Linda slid out of the shadows as the organ began to tune up and squeezed into the last remaining space in a pew near the front. She put the basket containing Katie-Koo, three nappies and a bottle of milk on the floor, out of sight. She had given the Perfect Baby a hefty tranquilliser, supplied from our mother’s emergency stash of drugs. It never hurts to be sure. Katie-Koo would sleep for at least five more hours. Long enough. The whole House of God compound was a smoke-free zone, so Linda was keeping her nerves at bay by chain-sucking her way through a packet of ultra-strong medicinal lozenges. Katie-Koo and Carmichael were made for one another, she reflected, inhaling a rush of searingly cold mint. The bogus angel and the bogus saint.
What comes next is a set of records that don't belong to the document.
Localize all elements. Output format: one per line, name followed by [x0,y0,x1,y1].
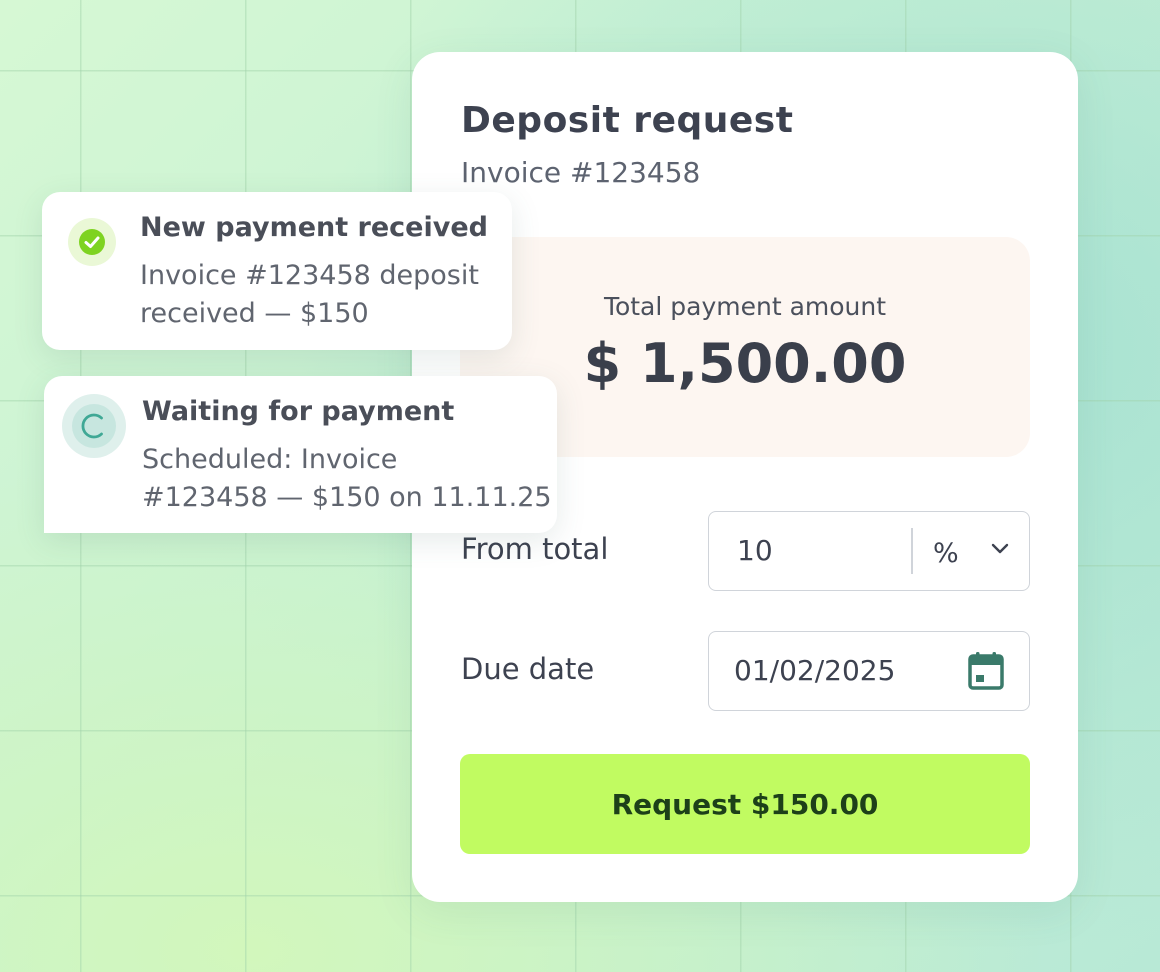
due-date-label: Due date [461,652,595,686]
input-divider [911,528,913,574]
from-total-input[interactable]: 10 % [708,511,1030,591]
notification-body-line-2: #123458 — $150 on 11.11.25 [142,482,552,513]
due-date-input[interactable]: 01/02/2025 [708,631,1030,711]
card-title: Deposit request [461,100,794,141]
from-total-label: From total [461,532,609,566]
invoice-number: Invoice #123458 [461,156,701,189]
due-date-value[interactable]: 01/02/2025 [734,654,895,687]
calendar-icon[interactable] [967,651,1005,691]
notification-title: Waiting for payment [142,396,455,427]
notification-body-line-1: Invoice #123458 deposit [140,260,479,291]
notification-title: New payment received [140,212,488,243]
from-total-value[interactable]: 10 [737,534,773,567]
notification-body-line-2: received — $150 [140,298,369,329]
waiting-payment-notification[interactable]: Waiting for payment Scheduled: Invoice #… [44,376,557,533]
chevron-down-icon[interactable] [989,538,1011,560]
check-circle-icon [68,218,116,266]
notification-body-line-1: Scheduled: Invoice [142,444,398,475]
unit-select[interactable]: % [933,538,959,569]
spinner-icon [62,394,126,458]
total-payment-label: Total payment amount [603,292,887,321]
payment-received-notification[interactable]: New payment received Invoice #123458 dep… [42,192,512,350]
request-button[interactable]: Request $150.00 [460,754,1030,854]
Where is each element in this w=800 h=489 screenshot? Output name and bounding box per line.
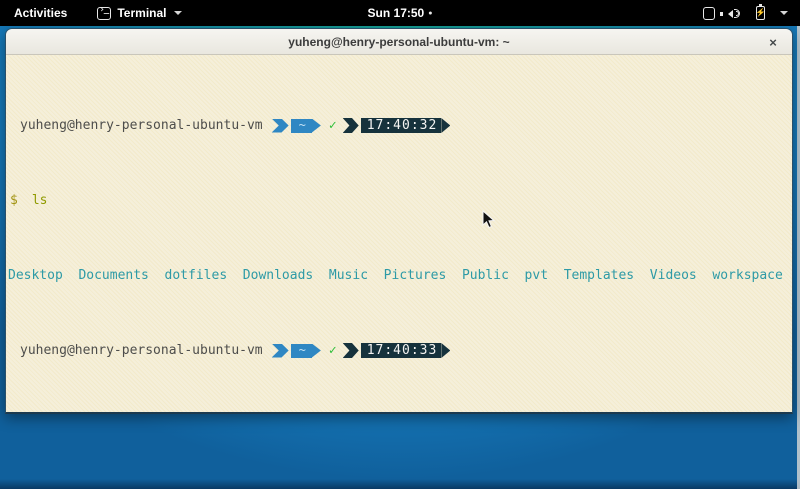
prompt-host: yuheng@henry-personal-ubuntu-vm <box>20 343 263 358</box>
powerline-chevron-dark-icon <box>343 118 359 133</box>
terminal-window: yuheng@henry-personal-ubuntu-vm: ~ × yuh… <box>5 28 793 414</box>
powerline-cwd-segment: ~ <box>291 119 312 133</box>
prompt-line-1: yuheng@henry-personal-ubuntu-vm ~ ✓ 17:4… <box>6 118 792 133</box>
desktop-screen: Activities Terminal Sun 17:50 ● ⚡ <box>0 0 800 489</box>
screen-icon <box>703 7 715 20</box>
status-check-icon: ✓ <box>329 343 337 358</box>
volume-icon <box>728 7 743 20</box>
typed-command: ls <box>32 193 48 208</box>
powerline-chevron-dark-icon <box>343 343 359 358</box>
ls-output: Desktop Documents dotfiles Downloads Mus… <box>6 268 792 283</box>
powerline-arrow-tip-icon <box>312 119 321 133</box>
app-menu-terminal[interactable]: Terminal <box>97 6 182 20</box>
battery-charging-icon: ⚡ <box>756 6 765 20</box>
powerline-arrow-tip-dark-icon <box>441 343 450 358</box>
powerline-chevron-icon <box>272 119 289 133</box>
powerline-arrow-tip-icon <box>312 344 321 358</box>
powerline-chevron-icon <box>272 344 289 358</box>
powerline-segments: ~ ✓ 17:40:32 <box>272 119 451 133</box>
activities-button[interactable]: Activities <box>10 4 71 22</box>
prompt-line-2: yuheng@henry-personal-ubuntu-vm ~ ✓ 17:4… <box>6 343 792 358</box>
gnome-top-bar: Activities Terminal Sun 17:50 ● ⚡ <box>0 0 800 26</box>
command-line: $ ls <box>6 193 792 208</box>
powerline-segments: ~ ✓ 17:40:33 <box>272 344 451 358</box>
terminal-body[interactable]: yuheng@henry-personal-ubuntu-vm ~ ✓ 17:4… <box>6 55 792 414</box>
powerline-time-segment: 17:40:33 <box>361 343 442 358</box>
powerline-cwd-segment: ~ <box>291 344 312 358</box>
chevron-down-icon <box>174 11 182 15</box>
prompt-symbol: $ <box>10 193 18 208</box>
terminal-app-icon <box>97 7 111 20</box>
terminal-titlebar[interactable]: yuheng@henry-personal-ubuntu-vm: ~ × <box>6 29 792 55</box>
app-menu-label: Terminal <box>117 6 166 20</box>
system-status-menu[interactable]: ⚡ <box>703 0 788 26</box>
system-menu-chevron-icon <box>780 11 788 15</box>
clock-label: Sun 17:50 <box>368 6 425 20</box>
close-icon[interactable]: × <box>764 33 782 51</box>
status-check-icon: ✓ <box>329 118 337 133</box>
clock-button[interactable]: Sun 17:50 ● <box>368 6 433 20</box>
notification-dot-icon: ● <box>428 10 432 17</box>
powerline-arrow-tip-dark-icon <box>441 118 450 133</box>
powerline-time-segment: 17:40:32 <box>361 118 442 133</box>
prompt-host: yuheng@henry-personal-ubuntu-vm <box>20 118 263 133</box>
window-title: yuheng@henry-personal-ubuntu-vm: ~ <box>288 35 509 49</box>
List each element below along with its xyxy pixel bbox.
     The cathedral was filling up with track-suited worshippers, some of them in wheelchairs, bearing gifts for the altar: cans of tinned tuna, mostly, from what Linda could make out; bananas, a lardicake, some smoky bacon crisps, a bunch of tulips. Every day was harvest festival at the House of God.

     Slowly, the lights were dimming to almost black and for a second there was silence before the TV show countdown started and the giant screen ran the opening sequence of
Holy Hour
, while portentous music groaned from a specially modified organ steered by twin dwarfs in red velvet suits.

     An elderly gent with abnormally freckled ears was seated next to Linda; as she stared accusingly at his profile, he began to babble something very fast as the music groaned and wavered to a plateau of vibration. Others around her joined in, and soon everyone was putting in their ha’porth. Linda exhaled in frustration. There was a time, not so very long ago, when the Lord had whispered to her soul, too.

     Abandoned again!

     A good slogan for a Love Heart.

     She’d applied for a new job. Euro Ag. Planning in Brussels, in charge of a whole department. If there was any justice in the world, once this business was finished, she’d be an international commuter with an apartment overlooking the Mannekin Piss and her own space in the executive car-park. Sometimes you just know when it’s time to move on.

     Linda manoeuvred the lozenge to the back of her mouth, crunched and reeled in shock at the peppermint blast, which irrigated her nasal passages and temporarily deafened her. She reached for a baby-wipe from the Moses basket, blew her nose in it noisily, and stuffed the soggy mess in the suggestion box in front of her. The freckle-eared gent next to her was in a trance.

     Now, up on the stage, a cloud of dry ice had begun to crawl across the stage, and from its epicentre a huge metallic rocket-headed cylinder was forcing its way upward like a thrusting bud. It reminded Linda of something, but she couldn’t quite work out what. The cylinder grew to twice the height of a man, and then suddenly its sheath retracted to reveal the barrel-shaped figure of Carmichael in flowing robes of royal blue. A cheer went up from the crowd as he leaped out of the contraption, which closed itself again and shrank away into its socket in the stage.